L’appartamentino in centro andò via in fretta. Il ricavato bastò per i lavori di ristrutturazione: non lussuosi, ma solidi. Alisa scelse tutto da sé: tinte pastello alle pareti, un caldo pavimento in laminato e mobili confortevoli.

— Davvero non c’è una persona che ti dia una mano? — chiese il venditore, il canuto Michail Stepanovič, osservandola mentre disponeva da sola i campioni di piastrelle.

— E chi dovrebbe? — rispose Alisa, alzando lo sguardo. — Ho trentadue anni, sono una donna adulta.

— Di solito le signore arrivano accompagnate dai mariti — sorrise Michail Stepanovič — e questi annuiscono con aria importante pur sapendo di lavori domestici molto meno delle proprie mogli.

Alisa scoppiò a ridere.

— Io, in amore, non sono stata altrettanto fortunata.

Tre mesi dopo la casa era irriconoscibile: un salotto luminoso con ampie finestre, una camera da letto accogliente e uno studio dove Alisa trascorreva le serate persa nei suoi libri.

Georgij entrò nella sua vita per caso.
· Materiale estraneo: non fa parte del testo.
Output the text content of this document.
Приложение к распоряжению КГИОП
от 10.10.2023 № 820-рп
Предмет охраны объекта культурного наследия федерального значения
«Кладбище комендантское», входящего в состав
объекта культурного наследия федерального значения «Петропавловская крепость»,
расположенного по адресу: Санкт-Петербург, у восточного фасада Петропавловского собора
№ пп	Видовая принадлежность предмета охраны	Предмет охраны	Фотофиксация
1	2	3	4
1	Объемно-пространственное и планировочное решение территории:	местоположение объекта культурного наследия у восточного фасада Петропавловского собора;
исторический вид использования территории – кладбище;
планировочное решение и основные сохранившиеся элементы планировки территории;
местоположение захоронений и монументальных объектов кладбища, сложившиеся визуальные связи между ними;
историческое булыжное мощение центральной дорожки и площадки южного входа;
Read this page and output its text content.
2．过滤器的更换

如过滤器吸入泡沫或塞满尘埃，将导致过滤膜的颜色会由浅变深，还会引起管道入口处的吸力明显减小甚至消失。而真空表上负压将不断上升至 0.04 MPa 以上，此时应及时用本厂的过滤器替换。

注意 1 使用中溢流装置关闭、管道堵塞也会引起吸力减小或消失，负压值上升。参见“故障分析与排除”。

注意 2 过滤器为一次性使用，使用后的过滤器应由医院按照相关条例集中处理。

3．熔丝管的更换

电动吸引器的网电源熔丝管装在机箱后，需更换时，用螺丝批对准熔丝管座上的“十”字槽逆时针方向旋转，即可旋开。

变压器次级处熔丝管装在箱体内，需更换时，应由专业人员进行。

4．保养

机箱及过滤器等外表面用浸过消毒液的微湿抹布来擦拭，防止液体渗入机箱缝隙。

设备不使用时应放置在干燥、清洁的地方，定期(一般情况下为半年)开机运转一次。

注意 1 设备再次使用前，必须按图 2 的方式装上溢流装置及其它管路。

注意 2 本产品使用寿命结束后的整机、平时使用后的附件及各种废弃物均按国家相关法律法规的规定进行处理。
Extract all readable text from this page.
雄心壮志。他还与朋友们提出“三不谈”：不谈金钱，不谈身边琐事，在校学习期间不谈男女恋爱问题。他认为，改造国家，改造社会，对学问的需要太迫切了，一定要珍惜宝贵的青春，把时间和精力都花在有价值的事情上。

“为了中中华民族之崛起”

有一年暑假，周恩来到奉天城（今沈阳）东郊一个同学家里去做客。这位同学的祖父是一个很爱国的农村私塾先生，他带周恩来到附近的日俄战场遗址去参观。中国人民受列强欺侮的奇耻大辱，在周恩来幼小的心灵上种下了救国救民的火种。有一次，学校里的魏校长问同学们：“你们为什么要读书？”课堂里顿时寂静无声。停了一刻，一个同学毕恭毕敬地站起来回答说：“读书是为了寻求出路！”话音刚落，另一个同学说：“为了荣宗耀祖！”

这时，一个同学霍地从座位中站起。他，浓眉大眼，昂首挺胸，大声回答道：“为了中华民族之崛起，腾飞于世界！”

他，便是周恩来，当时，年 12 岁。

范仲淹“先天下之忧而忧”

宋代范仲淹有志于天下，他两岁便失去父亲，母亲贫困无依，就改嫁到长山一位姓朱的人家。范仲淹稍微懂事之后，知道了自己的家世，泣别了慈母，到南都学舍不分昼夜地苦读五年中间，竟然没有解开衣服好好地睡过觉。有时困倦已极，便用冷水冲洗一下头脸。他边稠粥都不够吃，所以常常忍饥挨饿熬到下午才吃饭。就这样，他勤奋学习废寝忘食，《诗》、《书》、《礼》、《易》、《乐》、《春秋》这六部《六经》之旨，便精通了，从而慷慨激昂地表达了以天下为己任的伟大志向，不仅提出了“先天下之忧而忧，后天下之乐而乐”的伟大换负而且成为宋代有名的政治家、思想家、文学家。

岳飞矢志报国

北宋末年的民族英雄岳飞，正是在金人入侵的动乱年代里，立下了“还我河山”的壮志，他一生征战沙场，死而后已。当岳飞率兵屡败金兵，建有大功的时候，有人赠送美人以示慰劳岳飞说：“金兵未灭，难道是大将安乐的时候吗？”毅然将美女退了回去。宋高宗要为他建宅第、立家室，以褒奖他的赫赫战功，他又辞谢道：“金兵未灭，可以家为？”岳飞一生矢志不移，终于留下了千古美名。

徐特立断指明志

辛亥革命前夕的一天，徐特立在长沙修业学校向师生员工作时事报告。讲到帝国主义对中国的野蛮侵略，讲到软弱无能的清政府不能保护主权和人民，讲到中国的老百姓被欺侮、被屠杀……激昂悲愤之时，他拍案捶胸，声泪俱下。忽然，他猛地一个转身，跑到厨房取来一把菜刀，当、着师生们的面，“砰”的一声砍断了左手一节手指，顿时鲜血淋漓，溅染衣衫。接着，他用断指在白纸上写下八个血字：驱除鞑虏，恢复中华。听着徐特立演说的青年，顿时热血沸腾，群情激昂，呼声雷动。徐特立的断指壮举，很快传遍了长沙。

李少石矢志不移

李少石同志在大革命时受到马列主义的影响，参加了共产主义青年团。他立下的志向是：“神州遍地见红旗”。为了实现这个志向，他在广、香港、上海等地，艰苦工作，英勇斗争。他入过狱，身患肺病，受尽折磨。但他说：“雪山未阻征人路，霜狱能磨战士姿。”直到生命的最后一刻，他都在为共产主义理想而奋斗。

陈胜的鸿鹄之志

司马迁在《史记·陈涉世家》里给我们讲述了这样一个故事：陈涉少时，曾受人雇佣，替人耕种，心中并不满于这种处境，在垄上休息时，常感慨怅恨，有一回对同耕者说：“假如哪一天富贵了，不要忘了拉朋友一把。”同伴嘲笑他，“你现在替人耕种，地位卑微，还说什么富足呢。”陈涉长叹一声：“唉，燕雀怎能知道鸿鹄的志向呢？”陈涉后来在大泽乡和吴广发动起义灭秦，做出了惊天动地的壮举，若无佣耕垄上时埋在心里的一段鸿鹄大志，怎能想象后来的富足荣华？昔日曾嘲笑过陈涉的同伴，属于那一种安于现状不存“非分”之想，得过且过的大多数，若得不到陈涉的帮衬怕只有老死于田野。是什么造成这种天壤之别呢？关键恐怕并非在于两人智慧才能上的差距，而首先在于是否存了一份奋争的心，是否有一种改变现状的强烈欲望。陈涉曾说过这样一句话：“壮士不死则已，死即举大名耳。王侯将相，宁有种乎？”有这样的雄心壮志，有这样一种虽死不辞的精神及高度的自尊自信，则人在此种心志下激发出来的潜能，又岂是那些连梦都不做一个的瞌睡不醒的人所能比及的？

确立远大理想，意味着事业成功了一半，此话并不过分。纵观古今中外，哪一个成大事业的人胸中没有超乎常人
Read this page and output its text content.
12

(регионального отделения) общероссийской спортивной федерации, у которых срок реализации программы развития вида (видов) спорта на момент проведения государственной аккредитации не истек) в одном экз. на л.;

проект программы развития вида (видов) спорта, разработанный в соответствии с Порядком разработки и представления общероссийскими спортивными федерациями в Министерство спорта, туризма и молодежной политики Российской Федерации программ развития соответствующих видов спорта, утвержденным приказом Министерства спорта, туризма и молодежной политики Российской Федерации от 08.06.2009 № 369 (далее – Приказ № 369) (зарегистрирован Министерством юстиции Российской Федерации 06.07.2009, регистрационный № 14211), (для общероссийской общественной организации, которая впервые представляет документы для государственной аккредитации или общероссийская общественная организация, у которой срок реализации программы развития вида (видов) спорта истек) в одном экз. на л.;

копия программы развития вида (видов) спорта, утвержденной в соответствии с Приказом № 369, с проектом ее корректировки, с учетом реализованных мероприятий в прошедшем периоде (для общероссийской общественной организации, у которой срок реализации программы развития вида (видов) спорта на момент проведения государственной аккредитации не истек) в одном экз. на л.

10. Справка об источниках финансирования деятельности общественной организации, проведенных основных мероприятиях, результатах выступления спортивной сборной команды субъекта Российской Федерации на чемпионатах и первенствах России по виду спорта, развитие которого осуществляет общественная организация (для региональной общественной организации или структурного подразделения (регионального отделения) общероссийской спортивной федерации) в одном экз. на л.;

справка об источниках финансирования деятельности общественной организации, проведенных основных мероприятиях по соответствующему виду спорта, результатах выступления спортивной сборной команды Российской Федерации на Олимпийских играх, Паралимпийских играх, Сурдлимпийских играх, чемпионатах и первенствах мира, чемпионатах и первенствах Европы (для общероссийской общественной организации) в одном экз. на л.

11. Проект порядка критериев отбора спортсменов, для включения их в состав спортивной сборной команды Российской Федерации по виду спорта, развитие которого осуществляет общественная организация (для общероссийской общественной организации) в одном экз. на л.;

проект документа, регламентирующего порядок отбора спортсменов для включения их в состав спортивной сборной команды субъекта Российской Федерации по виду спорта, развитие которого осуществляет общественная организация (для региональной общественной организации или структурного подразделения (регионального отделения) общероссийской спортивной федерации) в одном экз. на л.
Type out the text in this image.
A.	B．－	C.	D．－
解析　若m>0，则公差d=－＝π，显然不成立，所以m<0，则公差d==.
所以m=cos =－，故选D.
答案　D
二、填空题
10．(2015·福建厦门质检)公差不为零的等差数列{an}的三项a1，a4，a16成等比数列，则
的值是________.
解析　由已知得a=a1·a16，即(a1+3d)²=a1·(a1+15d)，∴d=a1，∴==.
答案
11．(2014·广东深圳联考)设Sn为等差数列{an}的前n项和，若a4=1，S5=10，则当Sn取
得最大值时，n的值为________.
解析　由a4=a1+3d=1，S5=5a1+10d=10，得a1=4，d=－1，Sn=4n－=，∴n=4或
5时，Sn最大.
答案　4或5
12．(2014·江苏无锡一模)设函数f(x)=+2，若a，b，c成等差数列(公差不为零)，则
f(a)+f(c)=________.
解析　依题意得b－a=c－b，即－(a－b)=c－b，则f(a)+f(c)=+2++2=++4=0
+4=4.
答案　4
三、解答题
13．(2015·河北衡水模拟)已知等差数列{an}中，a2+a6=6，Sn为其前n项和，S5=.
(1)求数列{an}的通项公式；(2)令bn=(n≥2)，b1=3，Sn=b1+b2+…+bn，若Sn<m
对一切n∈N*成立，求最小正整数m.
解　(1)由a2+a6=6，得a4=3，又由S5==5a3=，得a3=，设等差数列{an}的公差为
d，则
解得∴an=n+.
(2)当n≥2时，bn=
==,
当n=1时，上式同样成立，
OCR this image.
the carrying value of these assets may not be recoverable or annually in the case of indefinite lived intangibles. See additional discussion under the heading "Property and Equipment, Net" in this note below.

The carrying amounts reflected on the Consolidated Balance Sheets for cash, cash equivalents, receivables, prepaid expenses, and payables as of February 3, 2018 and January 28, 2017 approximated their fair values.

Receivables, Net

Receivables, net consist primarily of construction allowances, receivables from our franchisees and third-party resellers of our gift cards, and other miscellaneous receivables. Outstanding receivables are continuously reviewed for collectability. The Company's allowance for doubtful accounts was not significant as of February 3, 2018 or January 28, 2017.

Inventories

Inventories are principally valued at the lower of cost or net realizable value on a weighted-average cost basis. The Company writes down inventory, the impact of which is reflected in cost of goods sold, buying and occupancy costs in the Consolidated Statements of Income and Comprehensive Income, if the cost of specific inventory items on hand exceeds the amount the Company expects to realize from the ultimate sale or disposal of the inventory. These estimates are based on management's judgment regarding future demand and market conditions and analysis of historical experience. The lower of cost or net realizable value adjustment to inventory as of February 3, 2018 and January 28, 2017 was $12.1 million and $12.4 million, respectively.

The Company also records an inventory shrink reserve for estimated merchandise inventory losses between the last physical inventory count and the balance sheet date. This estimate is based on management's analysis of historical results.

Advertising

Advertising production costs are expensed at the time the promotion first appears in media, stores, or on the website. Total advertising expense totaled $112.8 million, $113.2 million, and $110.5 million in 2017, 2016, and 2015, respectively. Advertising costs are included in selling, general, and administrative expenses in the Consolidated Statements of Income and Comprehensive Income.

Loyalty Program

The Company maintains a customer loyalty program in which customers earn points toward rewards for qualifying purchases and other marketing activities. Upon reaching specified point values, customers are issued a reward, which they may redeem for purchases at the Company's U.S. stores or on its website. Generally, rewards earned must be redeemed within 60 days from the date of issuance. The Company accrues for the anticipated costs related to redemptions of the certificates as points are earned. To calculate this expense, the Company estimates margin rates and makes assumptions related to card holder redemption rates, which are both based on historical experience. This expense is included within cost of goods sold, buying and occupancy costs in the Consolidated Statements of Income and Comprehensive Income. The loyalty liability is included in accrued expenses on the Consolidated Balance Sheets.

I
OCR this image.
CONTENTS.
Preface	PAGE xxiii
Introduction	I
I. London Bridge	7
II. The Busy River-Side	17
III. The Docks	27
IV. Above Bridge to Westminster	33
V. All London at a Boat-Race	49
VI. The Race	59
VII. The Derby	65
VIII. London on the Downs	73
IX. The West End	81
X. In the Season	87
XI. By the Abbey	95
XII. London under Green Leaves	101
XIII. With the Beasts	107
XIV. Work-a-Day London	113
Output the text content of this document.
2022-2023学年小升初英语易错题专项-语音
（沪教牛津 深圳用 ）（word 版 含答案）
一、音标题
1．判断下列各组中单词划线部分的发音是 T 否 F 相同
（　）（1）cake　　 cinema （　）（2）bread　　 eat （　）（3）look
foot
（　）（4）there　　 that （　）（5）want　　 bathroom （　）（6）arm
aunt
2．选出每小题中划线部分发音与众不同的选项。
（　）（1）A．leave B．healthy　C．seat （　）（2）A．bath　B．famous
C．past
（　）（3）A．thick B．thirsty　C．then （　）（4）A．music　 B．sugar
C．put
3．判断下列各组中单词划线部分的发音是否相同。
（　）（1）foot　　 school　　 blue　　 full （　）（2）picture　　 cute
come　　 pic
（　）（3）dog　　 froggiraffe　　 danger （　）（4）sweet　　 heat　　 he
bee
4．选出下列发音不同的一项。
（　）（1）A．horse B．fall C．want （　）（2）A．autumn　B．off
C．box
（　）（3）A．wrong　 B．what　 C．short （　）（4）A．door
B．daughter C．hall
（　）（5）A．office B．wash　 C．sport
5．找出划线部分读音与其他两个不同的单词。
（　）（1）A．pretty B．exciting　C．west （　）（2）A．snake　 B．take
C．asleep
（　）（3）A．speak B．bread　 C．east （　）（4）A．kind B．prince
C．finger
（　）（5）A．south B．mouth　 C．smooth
Alisa aveva ordinato delle librerie per lo studio ed era arrivato lui per il sopralluogo. Alto, robusto, con qualche capello grigio alle tempie.

— Non capita spesso di incontrare clienti con un gusto così raffinato — osservò Georgij mentre sfogliava i disegni preparati da Alisa.

— È il frutto degli anni di lavoro come interior designer — ammise lei con un’alzata di spalle.

— Però ha deciso di affidarsi a un professionista per montare i mobili?

— Posso ideare il progetto, ma montare un armadio è oltre le mie forze.

Si scambiarono un sorriso. Fu così che iniziò la loro storia: prima cauta, poi sempre più sicura.

Sei mesi dopo Georgij le chiese di sposarlo. Celebrarono un matrimonio sobrio, senza clamore. La vita condivisa scorreva tranquilla e regolare.

— Sei un’ospite straordinaria — ripeteva Georgij abbracciando Alisa nelle dolci serate estive in veranda — non avrei mai pensato di essere così felice.

Ma in primavera qualcosa cambiò. Georgij cominciò a parlare spesso di sua madre.

— Sai, mia madre vive da sola — disse una sera a cena — e le è difficile.

— Non ne avevi mai parlato — osservò Alisa versando la zuppa.

— In passato non andavamo molto d’accordo — ammise Georgij, abbassando lo sguardo — ma ora voglio ricucire il rapporto. Forse potremmo invitarla a casa.

Alisa rifletté. Da un lato non aveva alcuna voglia di conoscere la suocera, dall’altro capiva quanto fosse importante per suo marito.

— Va bene — acconsentì con un cenno — che venga pure.

Una settimana dopo arrivò Nina Aleksandrovna: una donna imponente, con mani curate e uno sguardo penetrante. Sorrideva, ammirava la casa e coccolava la nuora con lodi.

— Georgij non mi ha ingannata — disse assaggiando la torta di Alisa — sei un vero tesoro.

La suocera esplorava ogni angolo, chiedeva della storia dei mobili e controllava le fondamenta.

— Solo curiosità — spiegò — a quest’età ci si diverte come si può.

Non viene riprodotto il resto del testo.